During software development, SE experts can use information stored in development tools’ repositories as a source for satisfying their information needs. Recent advances in machine learning for NLP lead to a variety of text-to-SQL approaches that can be utilized for satisfying these information needs based on simply posing a NL question (aka utterance). Our extensive experiments show impressive results when training latest approaches on SE-specific training data.
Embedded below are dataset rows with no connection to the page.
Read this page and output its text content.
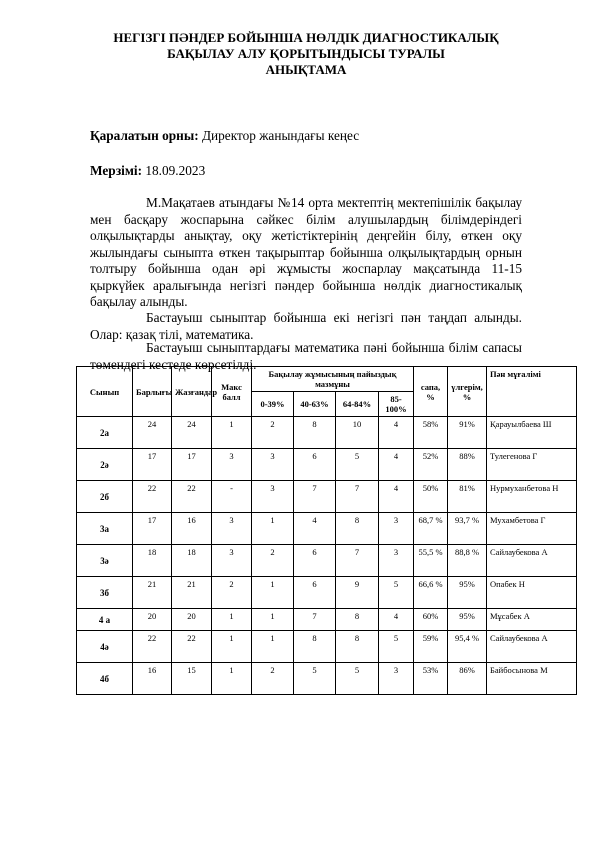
НЕГІЗГІ ПӘНДЕР БОЙЫНША НӨЛДІК ДИАГНОСТИКАЛЫҚ
БАҚЫЛАУ АЛУ ҚОРЫТЫНДЫСЫ ТУРАЛЫ
АНЫҚТАМА
Қаралатын орны: Директор жанындағы кеңес
Мерзімі: 18.09.2023
М.Мақатаев атындағы №14 орта мектептің мектепішілік бақылау мен басқару жоспарына сәйкес білім алушылардың білімдеріндегі олқылықтарды анықтау, оқу жетістіктерінің деңгейін білу, өткен оқу жылындағы сыныпта өткен тақырыптар бойынша олқылықтардың орнын толтыру бойынша одан әрі жұмысты жоспарлау мақсатында 11-15 қыркүйек аралығында негізгі пәндер бойынша нөлдік диагностикалық бақылау алынды.
Бастауыш сыныптар бойынша екі негізгі пән таңдап алынды. Олар: қазақ тілі, математика.
Бастауыш сыныптардағы математика пәні бойынша білім сапасы төмендегі кестеде көрсетілді.
Сынып	Барлығы	Жазғандар	Макс балл	Бақылау жұмысының пайыздық мазмұны				сапа, %	үлгерім, %	Пән мұғалімі
				0-39%	40-63%	64-84%	85-100%			
2а	24	24	1	2	8	10	4	58%	91%	Қарауылбаева Ш
2ә	17	17	3	3	6	5	4	52%	88%	Тулегенова Г
2б	22	22	-	3	7	7	4	50%	81%	Нурмуханбетова Н
3а	17	16	3	1	4	8	3	68,7 %	93,7 %	Мухамбетова Г
3ә	18	18	3	2	6	7	3	55,5 %	88,8 %	Сайлаубекова А
3б	21	21	2	1	6	9	5	66,6 %	95%	Опабек Н
4 а	20	20	1	1	7	8	4	60%	95%	Мұсабек А
4ә	22	22	1	1	8	8	5	59%	95,4 %	Сайлаубекова А
4б	16	15	1	2	5	5	3	53%	86%	Байбосынова М
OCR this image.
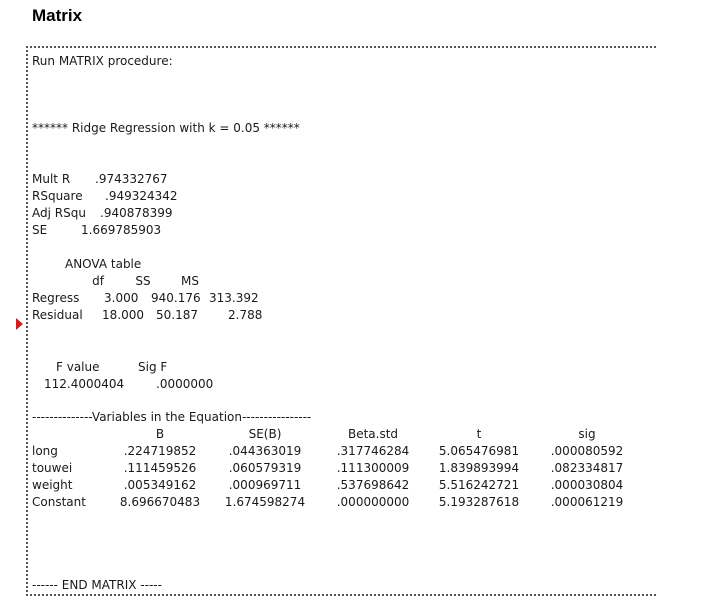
Matrix
Run MATRIX procedure:
****** Ridge Regression with k = 0.05 ******
Mult R .974332767
RSquare .949324342
Adj RSqu .940878399
SE	1.669785903
ANOVA table
df	SS	MS
Regress 3.000 940.176 313.392
Residual 18.000 50.187	2.788
F value	Sig F
112.4000404	.0000000
--------------Variables in the Equation----------------
B	SE(B)	Beta.std	t	sig
long	.224719852	.044363019	.317746284 5.065476981	.000080592
touwei	.111459526	.060579319	.111300009 1.839893994	.082334817
weight	.005349162	.000969711	.537698642 5.516242721	.000030804
Constant	8.696670483 1.674598274	.000000000 5.193287618	.000061219
------ END MATRIX -----
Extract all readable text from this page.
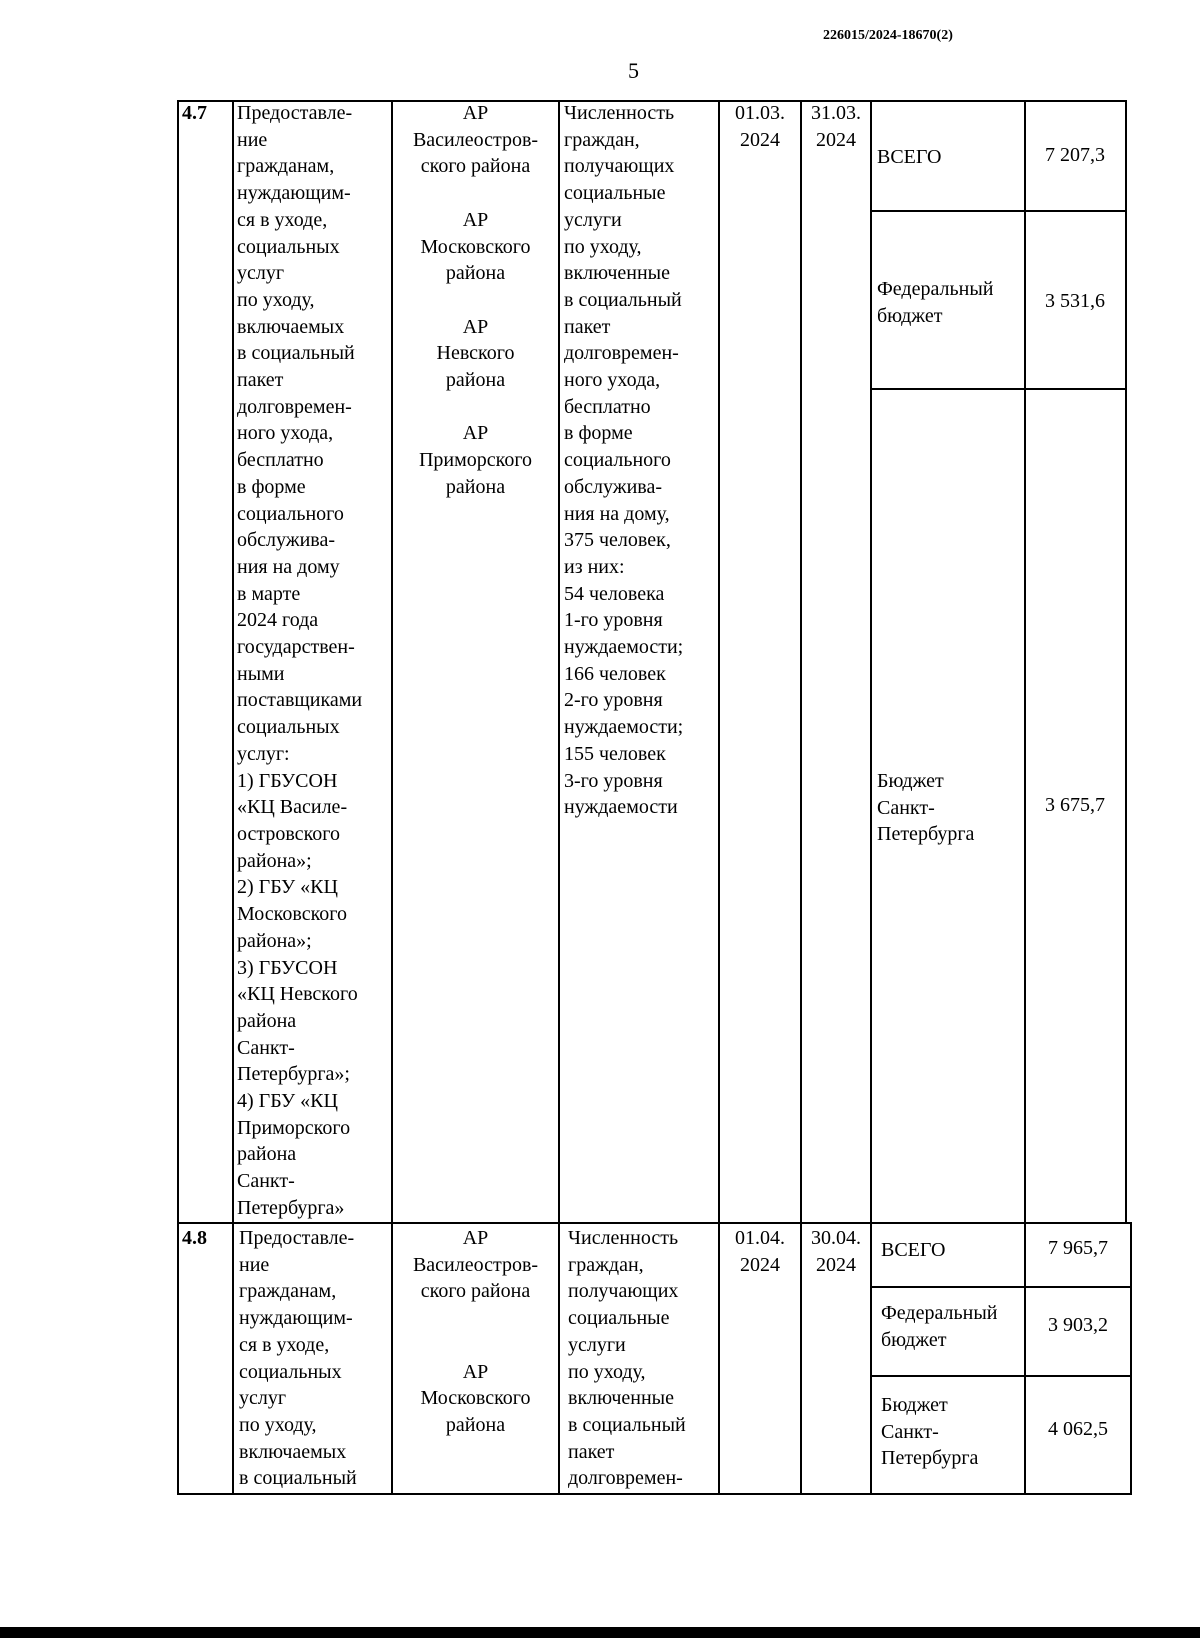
226015/2024-18670(2)
5
4.7 Предоставле-
ние
гражданам,
нуждающим-
ся в уходе,
социальных
услуг
по уходу,
включаемых
в социальный
пакет
долговремен-
ного ухода,
бесплатно
в форме
социального
обслужива-
ния на дому
в марте
2024 года
государствен-
ными
поставщиками
социальных
услуг:
1) ГБУСОН
«КЦ Василе-
островского
района»;
2) ГБУ «КЦ
Московского
района»;
3) ГБУСОН
«КЦ Невского
района
Санкт-
Петербурга»;
4) ГБУ «КЦ
Приморского
района
Санкт-
Петербурга»
АР
Василеостров-
ского района

АР
Московского
района

АР
Невского
района

АР
Приморского
района
Численность
граждан,
получающих
социальные
услуги
по уходу,
включенные
в социальный
пакет
долговремен-
ного ухода,
бесплатно
в форме
социального
обслужива-
ния на дому,
375 человек,
из них:
54 человека
1-го уровня
нуждаемости;
166 человек
2-го уровня
нуждаемости;
155 человек
3-го уровня
нуждаемости
01.03.
2024
31.03.
2024
ВСЕГО	7 207,3
Федеральный
бюджет
3 531,6
Бюджет
Санкт-
Петербурга
3 675,7
4.8 Предоставле-
ние
гражданам,
нуждающим-
ся в уходе,
социальных
услуг
по уходу,
включаемых
в социальный
АР
Василеостров-
ского района

АР
Московского
района
Численность
граждан,
получающих
социальные
услуги
по уходу,
включенные
в социальный
пакет
долговремен-
01.04.
2024
30.04.
2024
ВСЕГО	7 965,7
Федеральный
бюджет
3 903,2
Бюджет
Санкт-
Петербурга
4 062,5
In an accompanying user survey, we found that SE professionals have substantial deficits in satisfying their information needs via SQL queries, but perform much better when expressing them as utterance demonstrating the benefit that these approaches can offer in the SE domain. Apart from methodological advancements, a key enabler are representative training sets. Given the variety of language that can be used when formulating an utterance, e.g., synonyms, there is clearly a need for further research and the orchestration of richer datasets. Our survey shows that SE professionals are open to be supported by text-to-SQL approaches. They find them less time-consuming and expert-level professionals consider them a good starting point when creating their own SQL queries. We conclude that text-to-SQL approaches have a place in the SE domain and are ready to be provided to practitioners.

There are several key areas, however, that could contribute to the further improvement and adoption of text-to-SQL models in the SE domain. It is crucial to have rich and diverse datasets that encompass a wide range of NL expressions and SQL syntax. With the abundance of SE tools available today, it seems possible to create datasets that cover manifold information needs and deliver the required large quantities of training data. The development of text-to-SQL models would also benefit from established guidelines assisting in the construction of comprehensive training and test sets, and in selecting appropriate evaluation criteria. Finally, the effective integration of text-to-SQL models into the daily work of SE professionals needs to be further studied. This involves careful consideration of how these models can be seamlessly integrated into existing workflows, how to assess the correctness of provided results and how to deliver results in the most useful form for the developer.